I have been having a fiar few food thoughts past two weeks, some seriously annoying ones that last ages and others that pass quickly! I have also found myself picking at things-the smallest amount in terms of size-not even worth having really but why???? I think i am missing the taste of regular food!
We did a good class last week and it was about how we perceive LL - do we see it as empowering or do we see it like we are imprisoned and being denied-well i have to say on occasions i feel both if i'm honest but for the majority of time i feel empwered as i am losing and looking, feeling better and healthier. I went for 2nd medical this week and was so disappointed that my blood pressure was as high as when i started- i do get 'white coat' mind but hope LL medical team don't pull me up on this! It is supposed to be going down not up!!! Last medical it had gone down so don't understand! ???

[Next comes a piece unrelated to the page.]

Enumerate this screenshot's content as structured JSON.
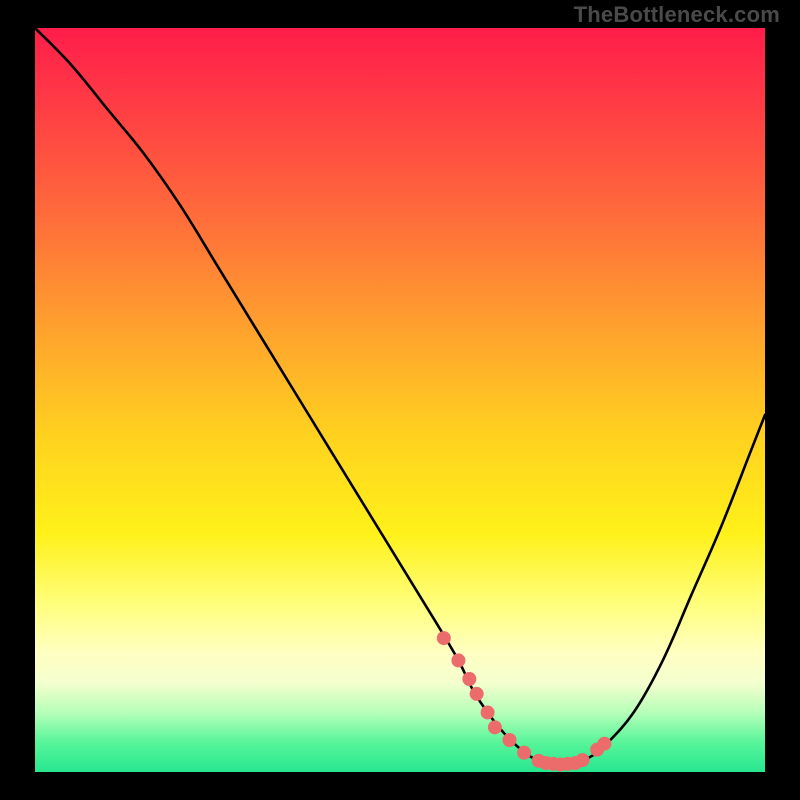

I'm not sure if i have written about my dilemma with the whole holiday thing but we have now decided not to go away, lack of funds and total wrong timing really-such a shame as hubby has to book his dates a year or so in advance. I struck a deal with hubby that i would give him a % of what we had saved for a hol in return for staying home, he can use the money for footy matches and away games and that why i don't get to go off track whilst away! Some may say it is drastic but it is what is right for me at this point in the diet. I read so many diaries and how hard it is to get back on track when coming off abstinance-my problem is my willpower is awful so didn't want to put myself in that position. However, i am gutted that we don't get to go abroad this year :-( particularly with the weather at the moment!

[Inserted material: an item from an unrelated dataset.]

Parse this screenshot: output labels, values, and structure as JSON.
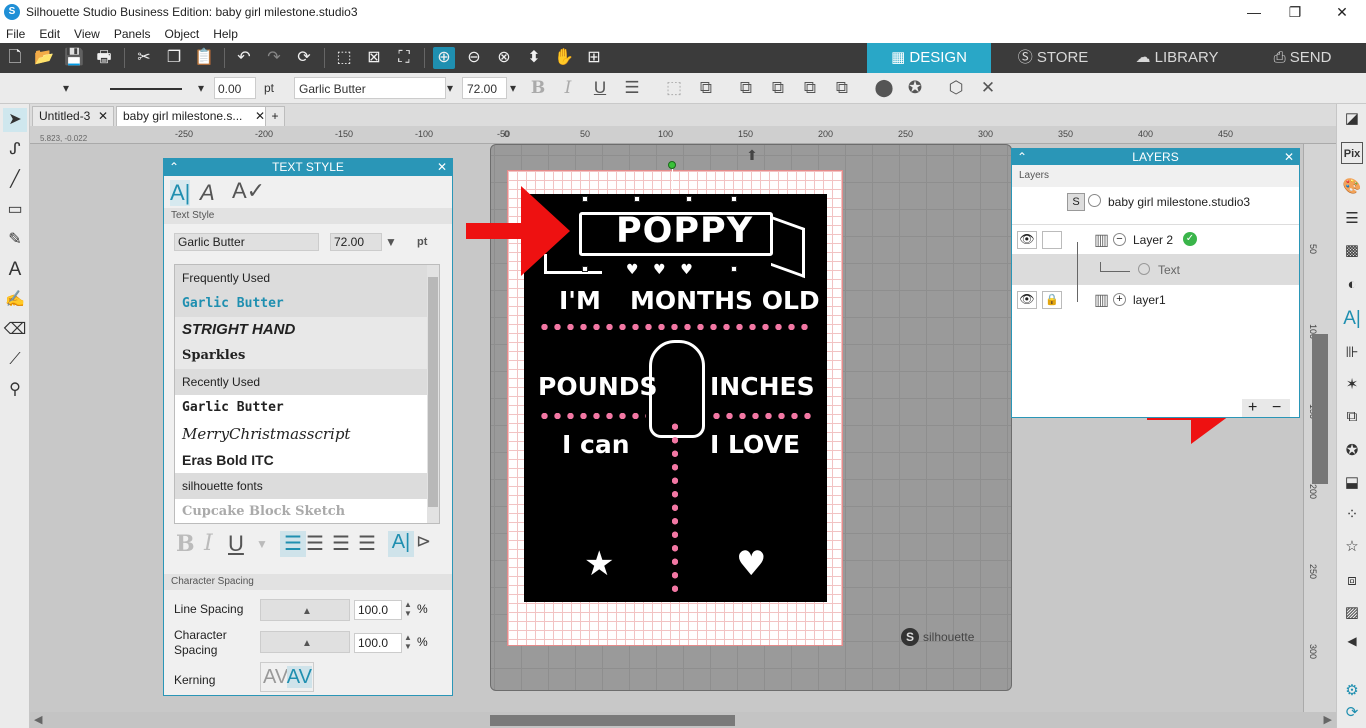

We are going to Dublin with friends so that will be a nice break away and we have two weddings-which i now feel happy that i can go in a nice dress! I have bought my dress but think it will need taking in as wedding is in 3 weeks-love love love the dress mind! The initial monsoon one is way too big now-nice in one way not in another! (additional cost).
People have started commenting more this week, i a now 14 stone 8 pounds-started at 16s 8, i can feel it in my clothes but again my own perception is i have not lost alot! I still don't like looking in mirrors and think my face is fat but i'm sure in time this will subside. We discussed this in class this week as we are doing the perception booklet, i said i find it hard to adjust when shopping and always opt for the bigger clothes for some reason.
Anyhow, bit of good news today-well fantastic news! I found out i got a 2.1 for my degree-was super super chuffed! Part of the new me, one that feels like an achiever not a failure. I commened to my Mum earlier that LL had changed my perception on life as i no longer feel like a failure-its not just to do with the weight as i had so many other 'issues' going on that made me feel like crap- i don't feel like that anymore
I wish i could go celebrating with food and drink but not right now-needs must and i am determined to see this through to the end. I hope to have lost the weight by mid September and then do RTM in preparation to have IVF at the end of the year.
For tonight we are going out for drinks, i shall be brining my pots of sunrise orange and st clements for some fizz and will pretend it is champagne-the celebration dinner can wait for now! Good luck everyone for a good week!